Owned and operated by the same family since 1974, their tradition has always been to offer delicious food at affordable prices. They are committed to serving the highest quality meats and vegetables available.

Lots of restaurants these days boast a similar commitment to serving high-quality meats and vegetables. And, many of them honor that commitment. But, very few maintain a robust host of loyal customers after 65 years of operation.

While enjoying a flavor-packed lunch, this writer noticed some palpable characteristics that every business should plan to emulate. Here is my list of the top five.

  • The business is contextualized. 

Eagle’s Restaurant is an integral part of its neighborhood. The people who work there understand their customers on a deep level. The product they offer meets a need for a high percentage of their neighbors. The neighborhood (and many outside the neighborhood) would be sad if somehow this business disappeared.

Diners who are attracted from distant and different neighborhoods come for more than the great food at affordable prices. Everyone wants to be part of a unique experience where passionate supply and unmet needs intersect.

Even in a digital environment, businesses must understand and connect with people who need their products and services.

  • The owners demonstrate pride and humility. 

Who’s behind the counter, serving customers? The owner is there serving and managing the flow of activity. He was on the scene before the sun came up; making sure the quality of the product always meets their standard of excellence. He’s there because, as he says, “It’s an honor for me to be able to serve my customers every day.”

Clients and customers deserve excellence. They know it when they see it and when they don’t. Everyone benefits when business leaders understand how to combine pride in their product and enough humility to do the hard work.

  • The product is consistent. 

This characteristic of Eagle’s Restaurant was made evident by the words of a long-time customer. She quickly added, “And they better not change anytime soon.”

Consumers are frustrated by an overwhelming variety of choices. It should not be difficult to find the product you found and liked last month. Once a business produces something that meets customer needs, it’s time to “rinse and repeat”. Studies show that fewer options translate into more cash for the bottom line.

  • They make it easy to buy their products.

Eagle’s Restaurant is a small business. The facility can only seat 24 diners at a time and they serve lunch only six days a week. Yet, they serve hundreds of customers every day. They accomplish this with two key strategies.

First, they use the common practice of take-out orders. It’s a strategy that multiplies capacity exponentially. But it’s the second ingenious strategy that potentiates the first.

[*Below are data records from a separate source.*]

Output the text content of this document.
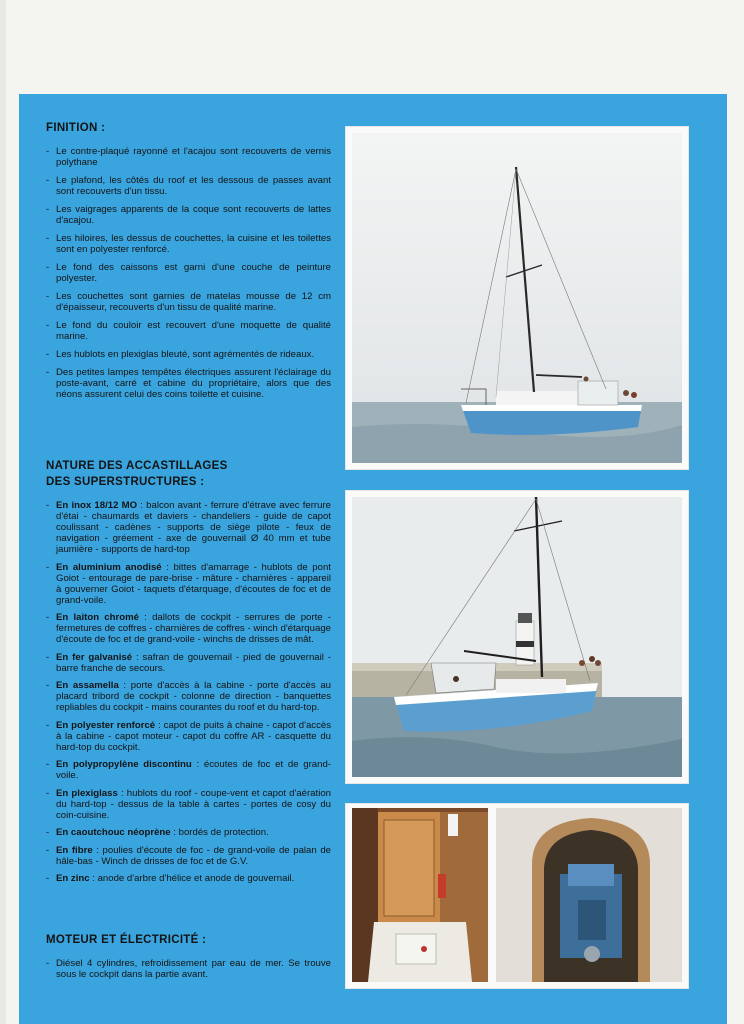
FINITION :
- Le contre-plaqué rayonné et l'acajou sont recouverts de vernis polythane
- Le plafond, les côtés du roof et les dessous de passes avant sont recouverts d'un tissu.
- Les vaigrages apparents de la coque sont recouverts de lattes d'acajou.
- Les hiloires, les dessus de couchettes, la cuisine et les toilettes sont en polyester renforcé.
- Le fond des caissons est garni d'une couche de peinture polyester.
- Les couchettes sont garnies de matelas mousse de 12 cm d'épaisseur, recouverts d'un tissu de qualité marine.
- Le fond du couloir est recouvert d'une moquette de qualité marine.
- Les hublots en plexiglas bleuté, sont agrémentés de rideaux.
- Des petites lampes tempêtes électriques assurent l'éclairage du poste-avant, carré et cabine du propriétaire, alors que des néons assurent celui des coins toilette et cuisine.
NATURE DES ACCASTILLAGES
DES SUPERSTRUCTURES :
- En inox 18/12 MO : balcon avant - ferrure d'étrave avec ferrure d'étai - chaumards et daviers - chandeliers - guide de capot coulissant - cadènes - supports de siège pilote - feux de navigation - gréement - axe de gouvernail Ø 40 mm et tube jaumière - supports de hard-top
- En aluminium anodisé : bittes d'amarrage - hublots de pont Goiot - entourage de pare-brise - mâture - charnières - appareil à gouverner Goiot - taquets d'étarquage, d'écoutes de foc et de grand-voile.
- En laiton chromé : dallots de cockpit - serrures de porte - fermetures de coffres - charnières de coffres - winch d'étarquage d'écoute de foc et de grand-voile - winchs de drisses de mât.
- En fer galvanisé : safran de gouvernail - pied de gouvernail - barre franche de secours.
- En assamella : porte d'accès à la cabine - porte d'accès au placard tribord de cockpit - colonne de direction - banquettes repliables du cockpit - mains courantes du roof et du hard-top.
- En polyester renforcé : capot de puits à chaine - capot d'accès à la cabine - capot moteur - capot du coffre AR - casquette du hard-top du cockpit.
- En polypropylène discontinu : écoutes de foc et de grand-voile.
- En plexiglass : hublots du roof - coupe-vent et capot d'aération du hard-top - dessus de la table à cartes - portes de cosy du coin-cuisine.
- En caoutchouc néoprène : bordés de protection.
- En fibre : poulies d'écoute de foc - de grand-voile de palan de hâle-bas - Winch de drisses de foc et de G.V.
- En zinc : anode d'arbre d'hélice et anode de gouvernail.
MOTEUR ET ÉLECTRICITÉ :
- Diésel 4 cylindres, refroidissement par eau de mer. Se trouve sous le cockpit dans la partie avant.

As customers come in the front door they see what appears to be a buffet. But, it’s not a buffet because customers only need to decide which combination they want from a menu. The server then fills the order and moves on to the next customer.

To create a powerful customer experience ask yourself, “What can we do to make life easier for our customers?” 

  • They’ve created a happy culture.

Carefree, delighted, blissful, satisfied: the synonyms go on and on, but people are attracted to a business that exudes a happy atmosphere.

Owners, customers, and employees all reap benefits from association with a business that maintains a happy environment.

Businesses of all sizes can benefit from incorporating these five characteristics into their current strategies. It’s hard to argue with long-term success.